When William Safire left the Nixon White House to hold forth on the op-ed page of the New York Times, many readers reacted with disbelief, as if an intruder were defiling their liberal temple.
After three decades, the Pulitzer Prize-winning columnist has become a comfortable fixture at the paper, a must-read even for those who disagree with his conservative views.
The former Nixon speechwriter will give up his op-ed column next year.
(New York Times)
Safire, 74, said yesterday he is giving up the column in January. "It's time to leave when you're still hitting the long ball and have something else you want to do," he said. Safire said he told Publisher Arthur Sulzberger Jr. last year that the 2004 campaign would be his "last hurrah" and that Sulzberger "expressed the proper dismay" but urged him not to give up his "On Language" column. Safire will continue that idiosyncratic column for the paper's Sunday magazine.
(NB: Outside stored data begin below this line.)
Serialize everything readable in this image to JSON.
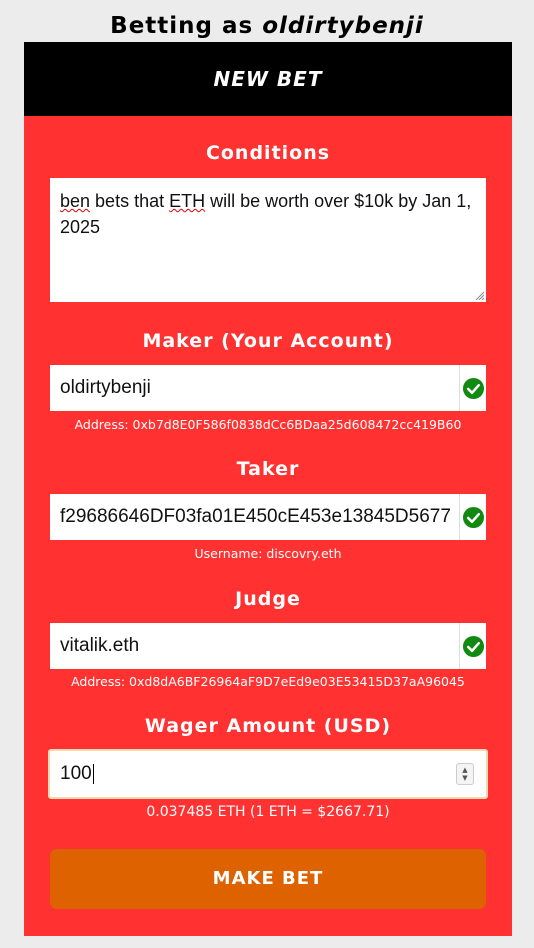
{
  "page": {
    "heading_prefix": "Betting as ",
    "heading_username": "oldirtybenji"
  },
  "card": {
    "title": "NEW BET"
  },
  "conditions": {
    "label": "Conditions",
    "text_part1": "ben",
    "text_part2": " bets that ",
    "text_part3": "ETH",
    "text_part4": " will be worth over $10k by Jan 1, 2025"
  },
  "maker": {
    "label": "Maker (Your Account)",
    "value": "oldirtybenji",
    "helper": "Address: 0xb7d8E0F586f0838dCc6BDaa25d608472cc419B60",
    "valid_icon": "check-circle-icon"
  },
  "taker": {
    "label": "Taker",
    "value": "f29686646DF03fa01E450cE453e13845D5677",
    "helper": "Username: discovry.eth",
    "valid_icon": "check-circle-icon"
  },
  "judge": {
    "label": "Judge",
    "value": "vitalik.eth",
    "helper": "Address: 0xd8dA6BF26964aF9D7eEd9e03E53415D37aA96045",
    "valid_icon": "check-circle-icon"
  },
  "wager": {
    "label": "Wager Amount (USD)",
    "value": "100",
    "conversion": "0.037485 ETH (1 ETH = $2667.71)"
  },
  "submit": {
    "label": "MAKE BET"
  },
  "colors": {
    "card_background": "#ff3131",
    "header_background": "#000000",
    "button_background": "#de6300",
    "valid_green": "#128a12"
  }
}
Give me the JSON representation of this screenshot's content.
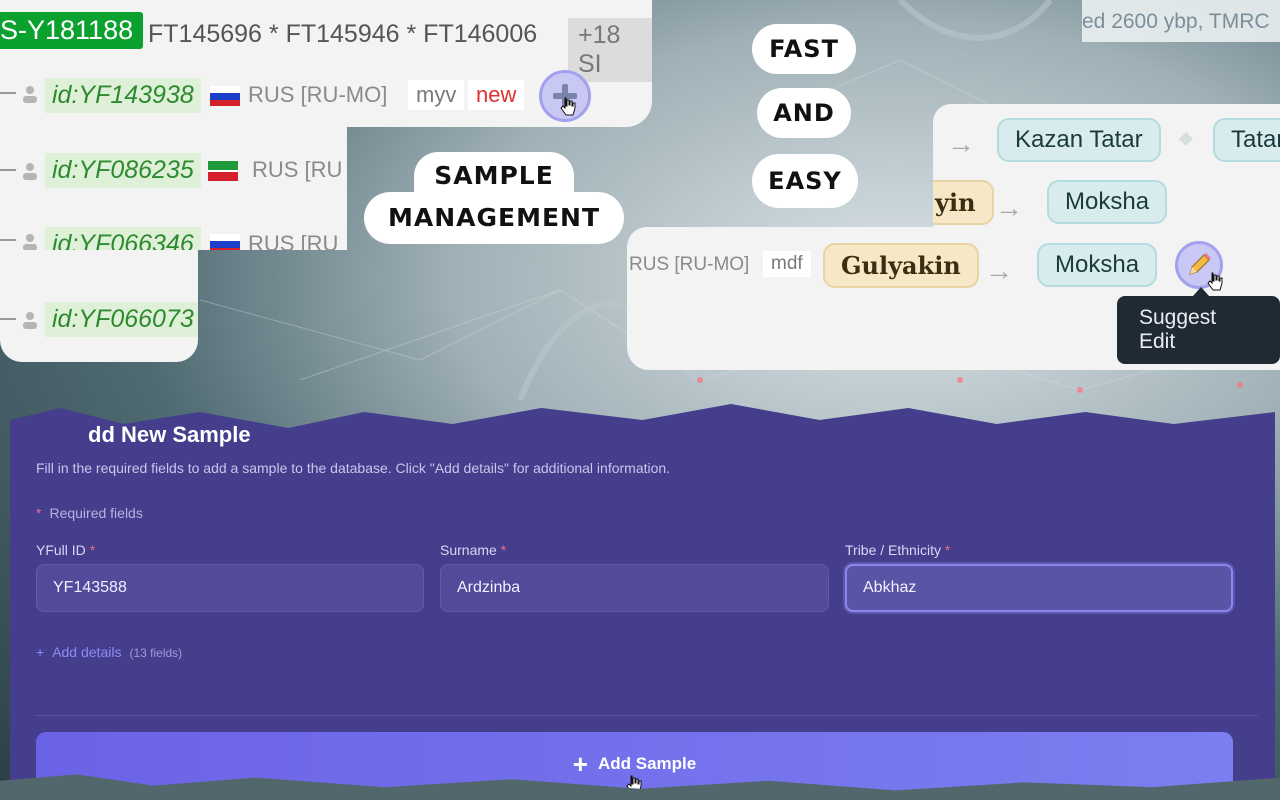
{
  "headlines": {
    "fast": "FAST",
    "and": "AND",
    "easy": "EASY",
    "sample_line1": "SAMPLE",
    "sample_line2": "MANAGEMENT"
  },
  "tree": {
    "haplogroup": "S-Y181188",
    "snps": "FT145696 * FT145946 * FT146006",
    "more": "+18 SI",
    "rows": [
      {
        "id": "id:YF143938",
        "country": "RUS [RU-MO]",
        "lang": "myv",
        "tag": "new",
        "flag": "russia"
      },
      {
        "id": "id:YF086235",
        "country": "RUS [RU",
        "flag": "tatarstan"
      },
      {
        "id": "id:YF066346",
        "country": "RUS [RU",
        "flag": "russia"
      },
      {
        "id": "id:YF066073",
        "flag": "none"
      }
    ],
    "add_button_icon": "plus-icon"
  },
  "tmrca_text": "ed 2600 ybp, TMRC",
  "ethnic": {
    "row1": {
      "to": "Kazan Tatar",
      "extra": "Tatar"
    },
    "row2": {
      "surname_tail": "yin",
      "to": "Moksha"
    },
    "row3": {
      "country": "RUS [RU-MO]",
      "lang": "mdf",
      "surname": "Gulyakin",
      "to": "Moksha"
    },
    "arrow": "→",
    "edit_icon": "pencil-icon",
    "tooltip": "Suggest Edit"
  },
  "form": {
    "title": "Add New Sample",
    "title_visible": "dd New Sample",
    "description": "Fill in the required fields to add a sample to the database. Click \"Add details\" for additional information.",
    "required_note": "Required fields",
    "required_mark": "*",
    "fields": [
      {
        "label": "YFull ID",
        "value": "YF143588"
      },
      {
        "label": "Surname",
        "value": "Ardzinba"
      },
      {
        "label": "Tribe / Ethnicity",
        "value": "Abkhaz"
      }
    ],
    "add_details": "Add details",
    "add_details_count": "(13 fields)",
    "submit": "Add Sample"
  },
  "colors": {
    "accent": "#6b63e6",
    "panel": "#443e8c",
    "required": "#f06b8c",
    "haplogroup": "#0aa12f"
  }
}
"There was a day when you read columnists because they were insiders," Times Editorial Page Editor Gail Collins said. "People read newer columnists for a very distinct voice and very distinct opinions. He was a combination of those things. . . . He was an absolute institution here."
Conservative author William Bennett called Safire "a giant and an independent thinker" who is "never anybody else's guy." Bennett said that when he was the federal drug czar under President Reagan, he often dealt with Safire and that the columnist "is a guy you can really have a conversation with."
The Chevy Chase resident, a self-described libertarian conservative, has specialized in what he calls opinionated reporting. During the Carter administration, he won the Pulitzer Prize for columns on financial improprieties by White House budget director Bert Lance, with whom Safire has since become friends. In the Reagan administration, he broke the story that Charles Z. Wick, who ran the U.S. Information Agency, was secretly taping telephone conversations.
"I'm willing to zap conservatives when they do things that are not libertarian," Safire said. After the 9/11 attacks, "I was the first to really go after George W. on his treatment of prisoners," accusing the president of assuming "dictatorial power." "All my conservative friends were horrified," reacting with a " 'How-could-you-do-this-to-us.' The wonderful thing about being a New York Times columnist is that it's like a Supreme Court appointment -- they're stuck with you for a long time."
Safire was "an apostate once," abandoning the first President Bush to vote for Bill Clinton in 1992. But Safire later soured on the 42nd president, and when he called Hillary Rodham Clinton a "congenital liar," her husband said he wanted to punch the columnist in the nose.
"I always thought highly of him until the last year or so," said liberal blogger Joshua Micah Marshall, who has challenged Safire columns contending there were links between 9/11 terrorist Mohamed Atta and Saddam Hussein's Iraq. Marshall said he thought Safire was either being dishonest or guilty of "great sloppiness."
Safire was a New York publicist who helped stage the Moscow "kitchen debate" between Vice President Richard Nixon and Soviet leader Nikita Khrushchev in 1959 that helped show off a homebuilder client's kitchen. Two years after joining Nixon's staff during the 1968 campaign, he wrote one of the most famous slams against journalists -- calling them "nattering nabobs of negativism" -- in a speech for Vice President Spiro Agnew.
When Safire joined the Times Washington bureau in 1973 -- after turning down a similar offer from The Washington Post -- "there was a certain built-in hostility here," he said. Referring to then-Publisher Arthur Sulzberger Sr., Safire said that "Punch was under terrific criticism for hiring a Nixon flack, particularly during Watergate," which erupted into a full-fledged scandal a week after Safire left Nixon's staff.
The ice melted after a company picnic at which a staffer's child fell into the pool and "my wife pushed me in" to rescue the child. "All of a sudden I was a hero."
Safire said the late columnist Stewart Alsop offered advice on the art of writing, including "Never sell out, except for a really good anecdote." Safire's passion on privacy and civil liberties issues stems from his discovery that Nixon had him wiretapped during his White House tenure.
"To him, there is nothing more important than personal loyalty," said Daniel Schorr, the former CBS correspondent who dealt with Safire as a Nixon aide and later became a regular at his Passover seders. In 1976, when CBS founder William Paley suspended Schorr over his leaking of a report on CIA misconduct to another news organization, Safire insisted on writing a column about it. "He said, 'That's terrible, let me zap him,' " Schorr recalled. "He loves the word zapped."
Times foreign affairs columnist Thomas Friedman said Safire "is one of the people I tried to model myself after. Bill never stopped reporting." He described Safire as an "avuncular" colleague and said despite their ideological differences, "politics always stopped at his office door."
A prolific author and novelist, Safire plans to become the full-time chief executive of the Dana Foundation, a philanthropic organization interested in brain research and immunology, where he has been chairman for four years. "I'll wake up some mornings and say 'Gee, I've got a great column in me,' but I'll have to bite it back," Safire said.